À quelques semaines près, René Bidouze aurait pu être centenaire. Il aura gardé jusqu’au bout sa lucidité, sa pugnacité et ses passions.
Pyrénéen d’origine modeste, il fut un jeune militant politique dès les temps du Front populaire et il exerça après-guerre des responsabilités fédérales au sein du PCF, dans son département natal, les Basses-Pyrénées devenues depuis Pyrénées-Atlantiques. Fonctionnaire brillant des contributions indirectes, il devint permanent du mouvement syndical en 1958. Il y occupa très vite d’importantes responsabilités, dans son syndicat d’origine, puis à la tête de l’Union générale des fédérations de fonctionnaires (UGFF) entre 1970 et 1978.
Ce travailleur acharné s’affirma ainsi comme un spécialiste reconnu de la fonction publique, bataillant pied à pied pour les revendications de ses collègues et multipliant les études, militantes et érudites. Après quelques années de retour dans son corps d’origine, il accepta en juin 1981 de prendre la direction du cabinet d’Anicet Le Pors, devenu ministre délégué chargé de la fonction publique et des réformes administratives dans le second gouvernement Mauroy. Avec Guy Braibant, il fut ainsi un artisan majeur du grand statut général des fonctionnaires de l’État et des collectivités territoriales, toujours en vigueur aujourd’hui. Plusieurs ouvrages remarqués jalonneront ces efforts d’une vie, notamment l’ouvrage collectif sur l’Histoire de la fonction publique en France, paru en 1993, où il proposa une dense synthèse sur la Troisième République.
Membre du Conseil d’État de 1983 à 1987, ce spécialiste de l’administration et du droit fut aussi un grand ami de la Commune. Il se passionna très tôt pour Lissagaray, d’origine basque lui aussi, et s’en fit le biographe en 1991, avant d’élargir ses recherches et ses réflexions.
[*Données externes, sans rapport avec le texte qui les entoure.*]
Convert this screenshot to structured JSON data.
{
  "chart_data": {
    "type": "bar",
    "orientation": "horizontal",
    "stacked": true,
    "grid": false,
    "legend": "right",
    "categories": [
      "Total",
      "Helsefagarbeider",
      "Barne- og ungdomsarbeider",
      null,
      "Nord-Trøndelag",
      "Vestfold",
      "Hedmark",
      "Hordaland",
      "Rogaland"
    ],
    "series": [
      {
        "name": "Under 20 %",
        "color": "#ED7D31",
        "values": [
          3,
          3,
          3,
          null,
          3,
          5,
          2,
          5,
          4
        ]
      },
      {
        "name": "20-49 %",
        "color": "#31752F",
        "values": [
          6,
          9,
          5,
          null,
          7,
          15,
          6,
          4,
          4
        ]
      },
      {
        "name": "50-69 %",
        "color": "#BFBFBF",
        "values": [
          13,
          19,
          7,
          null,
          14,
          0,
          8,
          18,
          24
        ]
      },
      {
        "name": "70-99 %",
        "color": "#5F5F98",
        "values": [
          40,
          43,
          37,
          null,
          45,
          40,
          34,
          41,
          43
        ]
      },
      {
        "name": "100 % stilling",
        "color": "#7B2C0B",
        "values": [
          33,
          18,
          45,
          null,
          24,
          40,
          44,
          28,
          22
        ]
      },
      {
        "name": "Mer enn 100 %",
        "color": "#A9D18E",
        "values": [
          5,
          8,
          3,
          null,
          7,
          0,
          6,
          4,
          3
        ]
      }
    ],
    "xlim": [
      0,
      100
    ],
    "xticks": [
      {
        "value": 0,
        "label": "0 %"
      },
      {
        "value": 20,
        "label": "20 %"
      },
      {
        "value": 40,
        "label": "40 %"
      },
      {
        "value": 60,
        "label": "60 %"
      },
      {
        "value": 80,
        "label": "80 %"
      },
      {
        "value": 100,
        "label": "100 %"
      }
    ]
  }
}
Vice-président de notre association, il coordonna ainsi pour elle l’imposant Guide des sources de la Commune de Paris et du mouvement communaliste (1864-1880), publié par la Documentation française en 2007, en collaboration avec la direction des Archives de France et le soutien de la Ville de Paris.
Sa dernière publication personnelle d’envergure a été l’ouvrage publié en 2004 au Temps des Cerises, sous le titre La Commune telle qu’en elle-même. René Bidouze nous y laisse une réflexion engagée sur l’événement communard et y ajoute un magnifique tableau exhaustif des 54 décrets et des 207 arrêtés adoptés par les institutions communales.
L’association des Amies et amis de la Commune de Paris 1871 s’honore d’avoir eu une telle personnalité en son sein. Quant aux signataires de cet article, ils ont eu la chance insigne de le rencontrer, quelques semaines à peine avant sa disparition. Ils garderont le souvenir ému d’un homme debout, chaleureux et combatif jusqu’à son dernier souffle. C’est un bonheur d’avoir pu cheminer avec lui.
René aura bénéficié jusqu’au bout de l’attention aimante de sa fille Marianne et de tous les siens. À toutes et tous, nous adressons nos plus affectueuses pensées.
Claudine Rey et Roger Martelli
Bibliographie sommaire :
1. Sur le syndicalisme des fonctionnaires, la fonction publique, l’administration
Les fonctionnaires, sujets ou citoyens ? 2 tomes, Éditions sociales, 1979 et 1981.
Histoire de la fonction publique en France, Nouvelle Librairie de France, 1993, tome III.
« Où va la fonction publique française ? », Revue administrative, n° 287, octobre 1995, PUF, p. 501-505.
2. Sur la Commune de Paris
Lissagaray, la plume et l’épée, Éditions ouvrières, collection « La part des hommes », 1991.
72 jours qui changèrent la cité. La Commune de Paris dans l’histoire des services publics, Le Temps des cerises, 2001.
La Commune de Paris telle qu’en elle-même. Une révolution sociale aux avant-postes de la République, Le Temps des cerises, 2004, réédition 2009.
Guide des sources d’archives de la Commune de Paris et du mouvement communaliste (1864-1880), Sous la direction de René Bidouze. (Amis de la Commune de Paris, Direction des Archives de France, Ville de Paris). Préface de Bertrand Delanoë, Documentation française, août 2007.